犯人、理由、クロスワードパズル、すべてを当てた人は22人!抽選で選ばれた人々に豪華賞品が送られました!
公会堂で解散ののち、めいめい盛岡駅へ向かいました。日の傾きかけた盛岡の町は、ひどく感傷的で、なんだか胸にしみました。

さてさて帰りの新幹線!あっ菅野さんが8号車に!・・・ということは、まだ、シアターエクスプレスは続いているの?
実は続いていたのです!
発車してまもなく、西川浩二郎とマネージャー岡安が、事件解決のお礼の挨拶に各車両を回り、福本刑事と恋人りえが挨拶に回り、殿様ファイブ(乗っ取り犯人と2役)が楽器を持って歌いながらやってきて、ツアコンチーフ高村が挨拶に回り、福本刑事にあこがれて刑事になると決めた新婚夫婦(岡田達也さん岡田さつきさん)がやってきて、西川浩二郎のおっかけ(津田匠子さん遠藤みき子さん)がやってきて、と、大騒ぎ!無礼講とはまさにこのこと、写真を撮ったり拍手をしたりと、大変盛り上がりました。

ツアコンさんを残し、役者さん達が9号車へ引き上げられて、今度こそ本当に終幕、車内放送を使っての役者さん紹介がありました。拍手拍手で車内放送に応え、最後に各車両のツアコンさんに、目一杯の拍手を送って、1泊2日の「シアターエクスプレス’96」は、幕を下ろしました。

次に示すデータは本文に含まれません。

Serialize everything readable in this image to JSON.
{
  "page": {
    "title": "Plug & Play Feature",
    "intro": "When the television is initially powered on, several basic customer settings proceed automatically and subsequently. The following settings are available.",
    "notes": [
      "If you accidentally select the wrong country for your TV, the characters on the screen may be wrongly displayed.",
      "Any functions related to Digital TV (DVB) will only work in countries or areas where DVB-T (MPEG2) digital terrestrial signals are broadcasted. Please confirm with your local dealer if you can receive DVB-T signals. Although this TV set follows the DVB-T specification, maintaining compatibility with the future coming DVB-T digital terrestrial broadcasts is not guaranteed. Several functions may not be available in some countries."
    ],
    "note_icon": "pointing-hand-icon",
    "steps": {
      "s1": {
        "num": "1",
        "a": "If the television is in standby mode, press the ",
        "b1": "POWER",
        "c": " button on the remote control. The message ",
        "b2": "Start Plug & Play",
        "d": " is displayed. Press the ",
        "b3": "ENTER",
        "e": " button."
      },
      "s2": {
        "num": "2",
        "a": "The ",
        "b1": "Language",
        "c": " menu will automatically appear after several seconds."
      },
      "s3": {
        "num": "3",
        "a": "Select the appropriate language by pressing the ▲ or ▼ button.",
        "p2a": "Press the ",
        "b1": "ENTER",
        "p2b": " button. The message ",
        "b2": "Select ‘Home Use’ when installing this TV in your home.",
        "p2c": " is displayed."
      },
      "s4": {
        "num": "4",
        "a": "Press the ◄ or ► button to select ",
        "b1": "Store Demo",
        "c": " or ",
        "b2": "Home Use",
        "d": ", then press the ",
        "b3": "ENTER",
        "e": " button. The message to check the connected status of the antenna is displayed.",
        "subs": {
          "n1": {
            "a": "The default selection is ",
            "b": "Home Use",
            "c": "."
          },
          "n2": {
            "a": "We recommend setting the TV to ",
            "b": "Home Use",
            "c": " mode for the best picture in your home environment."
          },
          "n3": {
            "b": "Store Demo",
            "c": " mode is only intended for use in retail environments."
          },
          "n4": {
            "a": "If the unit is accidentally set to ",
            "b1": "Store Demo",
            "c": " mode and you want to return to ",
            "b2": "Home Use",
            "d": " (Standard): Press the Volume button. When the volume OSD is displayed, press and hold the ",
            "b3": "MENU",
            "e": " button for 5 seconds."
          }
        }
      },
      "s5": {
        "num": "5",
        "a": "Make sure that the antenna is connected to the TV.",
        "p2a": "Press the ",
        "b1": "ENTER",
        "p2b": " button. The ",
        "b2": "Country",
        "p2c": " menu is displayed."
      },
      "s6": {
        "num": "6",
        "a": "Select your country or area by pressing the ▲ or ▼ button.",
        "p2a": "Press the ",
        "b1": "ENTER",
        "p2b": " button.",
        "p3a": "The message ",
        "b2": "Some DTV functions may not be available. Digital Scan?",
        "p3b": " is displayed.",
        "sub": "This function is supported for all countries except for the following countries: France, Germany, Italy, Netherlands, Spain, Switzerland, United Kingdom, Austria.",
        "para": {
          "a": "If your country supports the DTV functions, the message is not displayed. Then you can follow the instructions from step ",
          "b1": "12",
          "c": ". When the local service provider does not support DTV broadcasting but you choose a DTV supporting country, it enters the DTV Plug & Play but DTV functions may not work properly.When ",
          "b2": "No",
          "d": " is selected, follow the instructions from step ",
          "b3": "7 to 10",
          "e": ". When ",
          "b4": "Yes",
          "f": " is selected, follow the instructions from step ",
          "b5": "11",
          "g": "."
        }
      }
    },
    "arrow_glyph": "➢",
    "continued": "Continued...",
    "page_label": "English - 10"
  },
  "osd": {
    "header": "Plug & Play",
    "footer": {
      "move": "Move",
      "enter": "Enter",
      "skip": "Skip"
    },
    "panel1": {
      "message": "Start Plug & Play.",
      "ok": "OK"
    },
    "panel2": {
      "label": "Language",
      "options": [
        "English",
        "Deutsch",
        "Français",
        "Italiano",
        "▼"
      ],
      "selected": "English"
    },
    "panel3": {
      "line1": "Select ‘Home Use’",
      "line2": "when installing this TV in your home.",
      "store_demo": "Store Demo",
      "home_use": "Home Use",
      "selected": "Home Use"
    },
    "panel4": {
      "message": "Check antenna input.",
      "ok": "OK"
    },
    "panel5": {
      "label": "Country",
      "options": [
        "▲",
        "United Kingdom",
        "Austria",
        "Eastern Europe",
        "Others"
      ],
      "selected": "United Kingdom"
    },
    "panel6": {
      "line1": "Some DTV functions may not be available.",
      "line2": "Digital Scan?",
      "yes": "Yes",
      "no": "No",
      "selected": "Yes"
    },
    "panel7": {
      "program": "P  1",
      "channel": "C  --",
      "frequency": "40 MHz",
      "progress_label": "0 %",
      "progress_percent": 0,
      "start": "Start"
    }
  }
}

本当に「すべての席が最前列」でした。目の前で繰り広げられるめまぐるしい展開は迫力満点で、見ているこちらも身の縮む思いでした。ミステリーも本格的ですごく面白かった!ホテルも最高だったし、クロスワードパズルで観光地をまわるのも非常に燃えました。
岩手の景色はとても静かで厳しくて、空気は凛と澄んで、すがすがしかったし、そして何より、キャラメルボックスと、2日間、ずっと一緒だったこと!普通の公演なら、2時間きりのキャラメルボックスが、2日間、振り向いても顔上げてもいつでもどこでも、ずっとお芝居してくれてるんですもん!すごく贅沢した気分です。すごく有り難い体験です。戸惑う位に、本当に希有な、大満足の旅でした。参加できて本当に良かった!

文:増田千圭子(旧姓:槇田)←きいとん増田の嫁(^^;;

1996.7.1に書いてもらったものを、今頃になって掲載しました。